UnRAID 6 is awesome. It's on the Xpenology side of useability and feature set. I've got Docker running with multiple containers running Plex, OpenVPN, DuckDNS, UniFi (ubiquiti), and Deluge all running along taking 0 CPU resources on a 4 year old AMD platform. The best part is if I want a different container I click on the search store and the install button and the container is downloaded and installed.

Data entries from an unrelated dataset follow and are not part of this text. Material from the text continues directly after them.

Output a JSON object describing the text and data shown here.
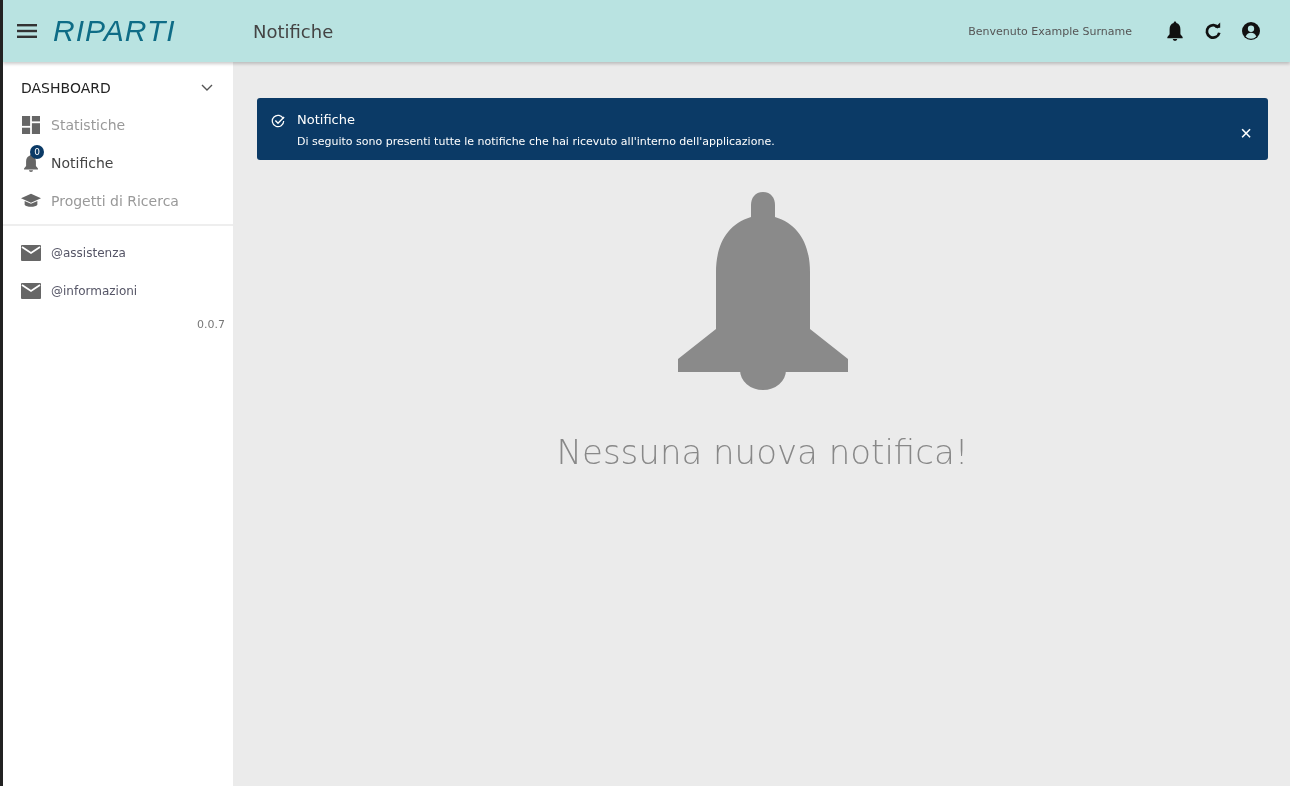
{
  "header": {
    "logo": "RIPARTI",
    "page_title": "Notifiche",
    "welcome": "Benvenuto Example Surname"
  },
  "sidebar": {
    "section": "DASHBOARD",
    "expanded": true,
    "items": [
      {
        "kind": "grid",
        "label": "Statistiche",
        "selected": false
      },
      {
        "kind": "bell",
        "label": "Notifiche",
        "selected": true,
        "badge": "0"
      },
      {
        "kind": "cap",
        "label": "Progetti di Ricerca",
        "selected": false
      }
    ],
    "links": [
      {
        "label": "@assistenza"
      },
      {
        "label": "@informazioni"
      }
    ],
    "version": "0.0.7"
  },
  "banner": {
    "title": "Notifiche",
    "text": "Di seguito sono presenti tutte le notifiche che hai ricevuto all'interno dell'applicazione.",
    "close": "×"
  },
  "empty_state": {
    "message": "Nessuna nuova notifica!"
  }
}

UnRAID just works, it's the Toyota Camry of the Open source storage vendors. It can do MANY things, you can tweak it, install more parts to it, throw any old hard drive you want at it and the damn thing keeps trucking along. I've tried FreeNAS, Xpenology, OpenFiler, Linux with ZFS, and Linux as a storage service. UnRAID is by far the easiest to setup, supports nearly everything that's qualifies as an x86_64 CPU and buttload of controllers for storage. The UI has come a loonngggg way since the Bubba days (old UnRAID users will understand) of tweaking, and the UI is simplified down to make it so damn easy to use. I've talked 3 other people into trying UnRAID after they've messed around with other projects, all said it was vastly easier to use and that's the key.
Would I use it in my home? Absolutely 1000x yes. Would I use it as a backup at a SMB? Yes. Would I use it as a file server at a SMB? Yes. Would I use this in an enterprise solution? Never. I build enterprise solutions, UnRAID is not designed for those rigorous requirements.
Also, if you are on the fence holding out for Dual Parity drives, be real. You don't need it, you won't use it, dual parity is a waste of a disk for 99% of the users out there, and it's one of those "I MUST HAVE THIS!!11!!" feature that people clamor for and never use. I have been pushing for MORE disks instead (current limit is 26 disks) and would rather have a bigger focus on that vs. dual parity. That or to tighten up the cache disk headaches with BTRFS.